The United States is a multiethnic, multinational, multicultural, and multiracial country where migrants from various part of the world come to live. My interest in Asian American studies stemmed from the reality that I was facing on an everyday basis. The complexity of my identity enabled me to question the importance of my citizenship and my relationship to the global order. Even though I did not graduate with a degree in Asian American studies, the classes I took expanded my knowledge and have constantly reminded me of the complex social and cultural issues that many immigrants face.
Participating in social events around Los Angeles has brought me closer to the immigrant community where I am able to listen to the stories that immigrants faced when first arriving to the United States. Instead of learning from a book, I was able to gain a deeper understanding of the complexity of social justice through talking with immigrant activists because each person had their own unique narratives where they were able to overcome their own fears in order to create changes in their life and communities.
My experiences growing up gave me a newfound duty to help immigrants and refugees. I realized that many immigrants like myself struggle constantly because we believe we have no voice. Law school will allow me to pursue immigration law in order to create positive change in the world for others like me. I hope to bring aid and comfort to other immigrants who are unable to be heard because of language. I want to be the voice fighting for immigration advocacy; I want to educate immigrants about their rights and the intersectionality it has with other fields.

CanadianWolf
Posts: 10714
Joined: Wed Mar 24, 2010 4:54 pm

Re: PS Feedback

Postby CanadianWolf » Wed Jan 31, 2018 11:45 am

Your writing lacks a clear and fluid theme.

The opening sentence and the ending sentence both need work.

For example: "... and the intersectionality it has with other fields." is awkward and should be changed to : "and the relationship it has to other fields."

"I want to be the voice fighting for immigration advocacy;" isn't clear as to what you want to communicate to the reader. I think that you intended to communicate: "I want to advocate for immigrants' rights;". OR "I want to be an advocate for immigrants' rights."

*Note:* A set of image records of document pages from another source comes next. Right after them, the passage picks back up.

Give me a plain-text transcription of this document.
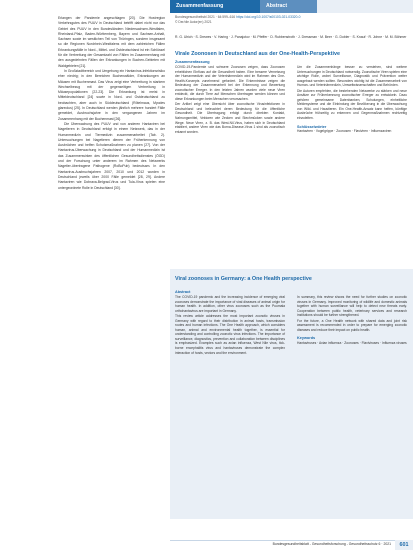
Erlangen der Pandemie angeschlagen [20]. Die Hostregion Verkehrsgutes des PUUV in Deutschland betrifft dabei nicht nur das Gebiet des PUUV in den Bundesländern Niedersachsen-Westfalen, Rheinland-Pfalz, Baden-Württemberg, Bayern und Sachsen-Anhalt, Sachsen sowie im westlichen Teil von Thüringen, sondern insgesamt so die Regionen Nordrhein-Westfalens mit dem zahlreichen Fällen Erkrankungsfälle in Nord-, Mittel- und Ostdeutschland ist ein Schlüssel für die Verbreitung der Gesamtzahl von Fällen im Zusammenhang mit den ausgedehnten Fällen der Erkrankungen in Buchen-Gebieten mit Waldgebieten [21].

In Großstadtbereich und Umgebung ein Hantavirus-Infektionsrisiko eher niedrig; in den Bereichen Buchenwälder, Erkrankungen an Mäusen mit Buchenmast. Das Virus zeigt eine Verbreitung in starkem Wechselbezug mit der gegenseitigen Verbreitung in Mäusepopulationen [22-23]. Die Erkrankung ist meist in Mitteldeutschland [24] sowie in Nord- und Ostdeutschland zu beobachten, aber auch in Süddeutschland (Rötelmaus, Myodes glareolus) [25]. In Deutschland werden jährlich mehrere hundert Fälle gemeldet, Ausbruchsjahre in den vergangenen Jahren im Zusammenhang mit der Buchenmast [26].

Die Überwachung des PUUV und von anderen Hantaviren bei Nagetieren in Deutschland erfolgt in einem Netzwerk, das in der Humanmedizin und Tiermedizin zusammenarbeitet (Tab. 2). Untersuchungen bei Nagetieren dienen der Früherkennung von Ausbrüchen und helfen Schutzmaßnahmen zu planen [27]. Von der Hantavirus-Überwachung in Deutschland und der Humanmedizin ist das Zusammenwirken des öffentlichen Gesundheitsdienstes (ÖGD) und der Forschung unter anderem im Rahmen des Netzwerks Nagetier-übertragene Pathogene (RoBoPub) bedeutsam. In den Hantavirus-Ausbruchsjahren 2007, 2010 und 2012 wurden in Deutschland jeweils über 2000 Fälle gemeldet [28, 29]. Andere Hantaviren wie Dobrava-Belgrad-Virus und Tula-Virus spielen eine untergeordnete Rolle in Deutschland [30].

Zusammenfassung	Abstract
Bundesgesundheitsbl 2021 · 64:599–616 https://doi.org/10.1007/s00103-021-03320-0
© Der/die Autor(en) 2021
R. G. Ulrich · S. Drewes · V. Haring · J. Panajotov · M. Pfeffer · D. Rubbenstroth · J. Dressman · M. Beer · G. Dobler · S. Knauf · R. Johne · M. M. Böhmer
Virale Zoonosen in Deutschland aus der One-Health-Perspektive
Zusammenfassung

COVID-19-Pandemie und schwere Zoonosen zeigen, dass Zoonosen erheblichen Einfluss auf die Gesundheit haben. Eine bessere Vernetzung der Humanmedizin und der Veterinärmedizin wird im Rahmen des One-Health-Konzepts zunehmend gefordert. Die Erkenntnisse zeigen die Bedeutung der Zusammenarbeit bei der Erkennung und Bewertung zoonotischer Erreger. In den letzten Jahren wurden viele neue Viren entdeckt, die durch Tiere auf Menschen übertragen werden können und diese Erkrankungen beim Menschen verursachen.

Der Artikel zeigt eine Übersicht über zoonotische Virusinfektionen in Deutschland und beleuchtet deren Bedeutung für die öffentliche Gesundheit. Die Übertragung erfolgt durch direkten Kontakt, Nahrungsmittel, Vektoren wie Zecken und Stechmücken sowie andere Wege. Neue Viren, z. B. das West-Nil-Virus, haben sich in Deutschland etabliert, andere Viren wie das Borna-Disease-Virus 1 sind als zoonotisch erkannt worden.

Um die Zusammenhänge besser zu verstehen, sind weitere Untersuchungen in Deutschland notwendig. Zoonotische Viren spielen eine wichtige Rolle, wobei Surveillance, Diagnostik und Prävention weiter ausgebaut werden sollten. Besonders wichtig ist die Zusammenarbeit von Human- und Veterinärmedizin, Umweltwissenschaften und Behörden.

Die Autoren empfehlen, die bestehenden Netzwerke zu stärken und neue Ansätze zur Früherkennung zoonotischer Erreger zu entwickeln. Dazu gehören gemeinsame Datenbanken, Schulungen, einheitliche Meldesysteme und die Einbindung der Bevölkerung in die Überwachung von Wild- und Haustieren. Ein One-Health-Ansatz kann helfen, künftige Ausbrüche frühzeitig zu erkennen und Gegenmaßnahmen rechtzeitig einzuleiten.

Schlüsselwörter
Hantaviren · Vogelgrippe · Zoonosen · Flaviviren · Influenzaviren
Viral zoonoses in Germany: a One Health perspective
Abstract

The COVID-19 pandemic and the increasing incidence of emerging viral zoonoses demonstrate the importance of viral diseases of animal origin for human health. In addition, other virus zoonoses such as the Puumala orthohantavirus are important in Germany.

This review article addresses the most important zoonotic viruses in Germany with regard to their distribution in animal hosts, transmission routes and human infections. The One Health approach, which considers human, animal and environmental health together, is essential for understanding and controlling zoonotic virus infections. The importance of surveillance, diagnostics, prevention and collaboration between disciplines is emphasized. Examples such as avian influenza, West Nile virus, tick-borne encephalitis virus and hantaviruses demonstrate the complex interaction of hosts, vectors and the environment.

In summary, this review shows the need for further studies on zoonotic viruses in Germany. Improved monitoring of wildlife and domestic animals together with human surveillance will help to detect new threats early. Cooperation between public health, veterinary services and research institutions should be further strengthened.

For the future, a One Health network with shared data and joint risk assessment is recommended in order to prepare for emerging zoonotic diseases and reduce their impact on public health.

Keywords
Hantaviruses · Avian influenza · Zoonoses · Flaviviruses · Influenza viruses
Bundesgesundheitsblatt - Gesundheitsforschung - Gesundheitsschutz 6 · 2021	601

Your opening sentence is weak. Consider: "Language is a powerful way to bring people together, but it can also create barriers. When I was ten years old...".

You need to focus on making your writing clear and concise. As written, it appears a bit disjointed & too wordy.

CanadianWolf
Posts: 10714
Joined: Wed Mar 24, 2010 4:54 pm

Re: PS Feedback

Postby CanadianWolf » Wed Jan 31, 2018 11:48 am

Is the theme of your personal statement about language or about immigrants' rights ?

If you want to talk about both topics, then you need to find a way to tie them together in a more fluid fashion.